Bevor Linux den Init-Prozess starten kann, muß es das Root-Filesystem mounten. Dieses liegt aber auf einem RAID-Device. Der bisherige Kunstkniff, mit dem speziellen Partitionstyp "fd" dem Kernel zu sagen, er möge das RAID per Autodetect zusammebauen und davon booten, ist nun nicht mehr erwünscht.

Es bleibt also nicht viel mehr als ein frühes Dateisystem wie Initramfs zu nehmen und dort die RAIDs zusammenzubauen. Dies hat andererseits den Charme, daß die korrekten Partitionstypen erhalten bleiben und man das Root-Filesystem prüfen und reparieren kann, bevor man es benutzt. Die frühzeitige Reparatur des Root-Filesystems vermeidet einen zusätzlichen Reboot nach einem Absturz.

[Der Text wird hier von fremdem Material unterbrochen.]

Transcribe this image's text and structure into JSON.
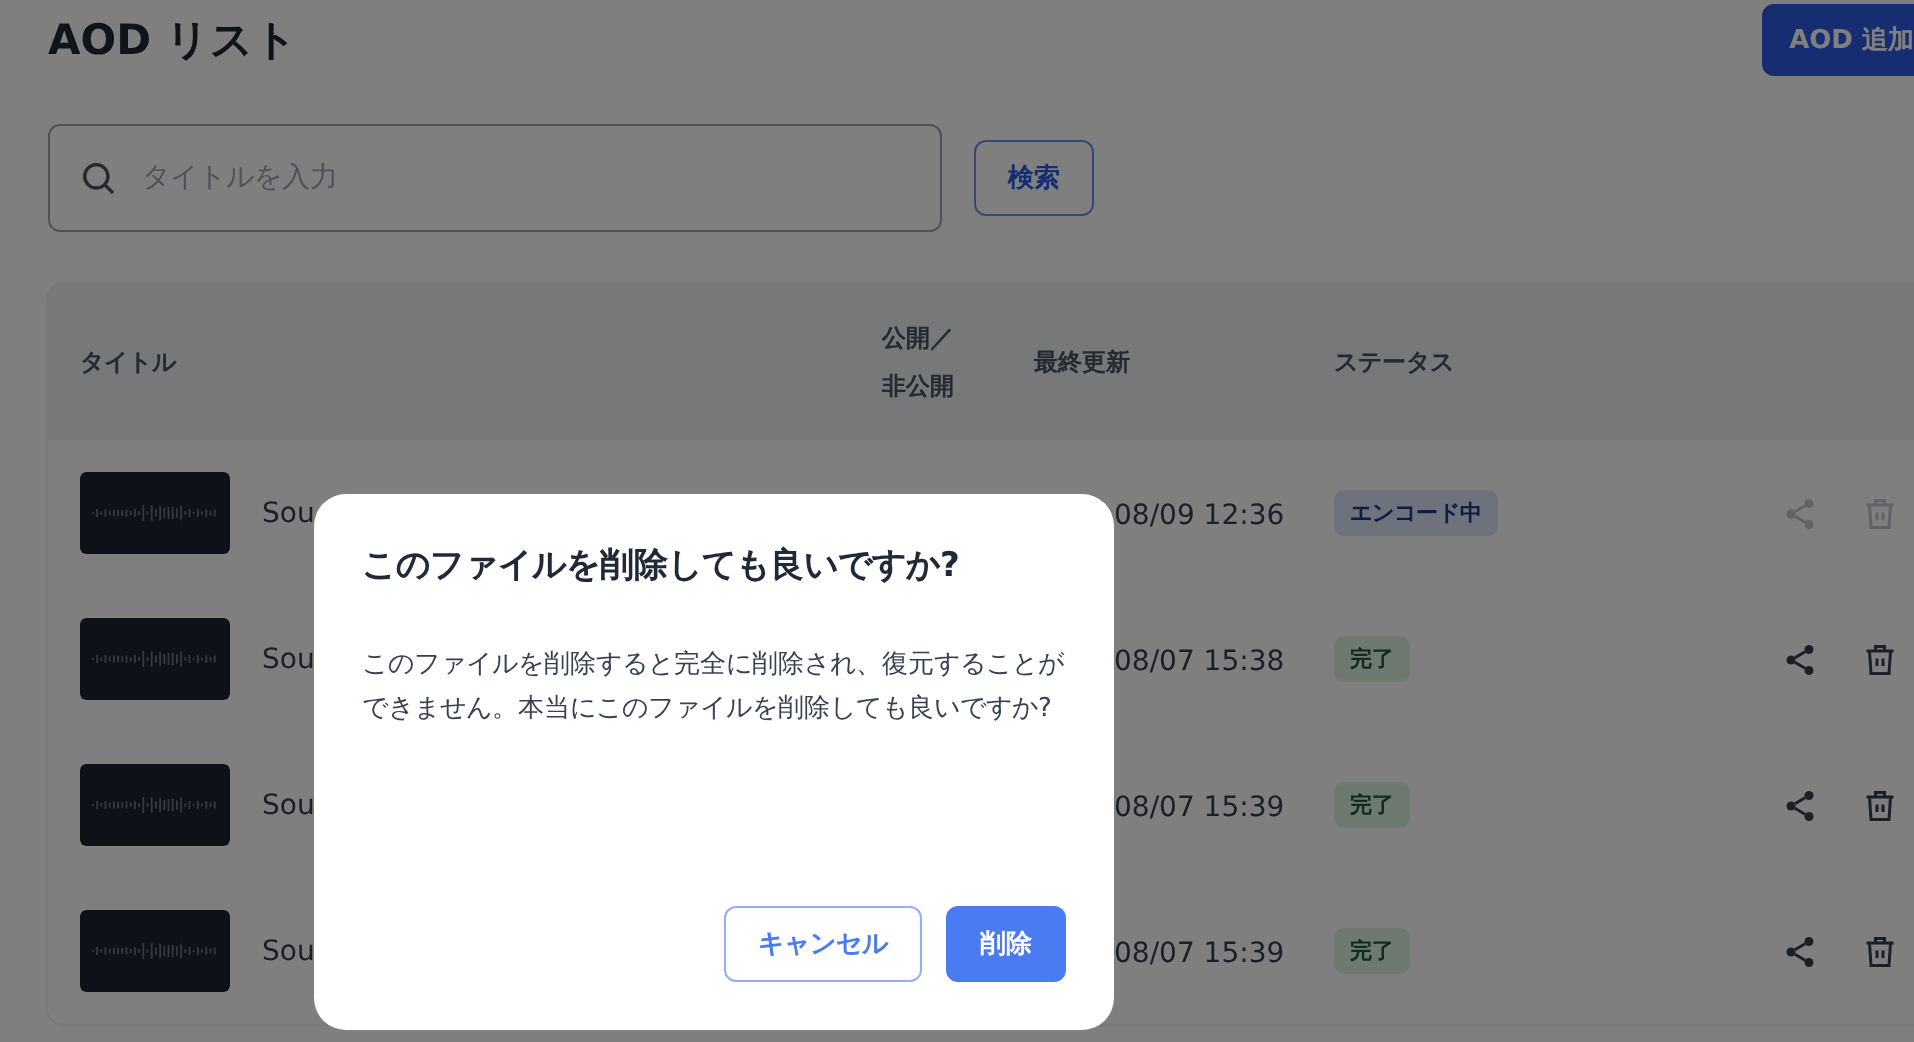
{
  "page": {
    "title": "AOD リスト",
    "add_button": "AOD 追加"
  },
  "search": {
    "placeholder": "タイトルを入力",
    "button": "検索"
  },
  "table": {
    "columns": [
      "タイトル",
      "公開／非公開",
      "最終更新",
      "ステータス"
    ],
    "rows": [
      {
        "title": "Sou",
        "updated": "08/09 12:36",
        "status": {
          "label": "エンコード中",
          "kind": "encoding"
        },
        "disabled": true
      },
      {
        "title": "Sou",
        "updated": "08/07 15:38",
        "status": {
          "label": "完了",
          "kind": "complete"
        },
        "disabled": false
      },
      {
        "title": "Sou",
        "updated": "08/07 15:39",
        "status": {
          "label": "完了",
          "kind": "complete"
        },
        "disabled": false
      },
      {
        "title": "Sou",
        "updated": "08/07 15:39",
        "status": {
          "label": "完了",
          "kind": "complete"
        },
        "disabled": false
      }
    ]
  },
  "dialog": {
    "title": "このファイルを削除しても良いですか?",
    "message": "このファイルを削除すると完全に削除され、復元することができません。本当にこのファイルを削除しても良いですか?",
    "buttons": [
      {
        "label": "キャンセル",
        "kind": "secondary"
      },
      {
        "label": "削除",
        "kind": "primary"
      }
    ]
  }
}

Wenn man einmal mit einem frühen Dateisystem anfängt, gewinnt man generell noch andere nützliche Effekte, wie Booten vom Netz und eine Fehlerkonsole auch bei schwereren Hardwareausfällen. Die dabei entstehenden schlanken modularen Kernel sind quer über alle Maschinen einsetzbar, was schnellere Updatezyklen gestattet.

Davon aber später mehr.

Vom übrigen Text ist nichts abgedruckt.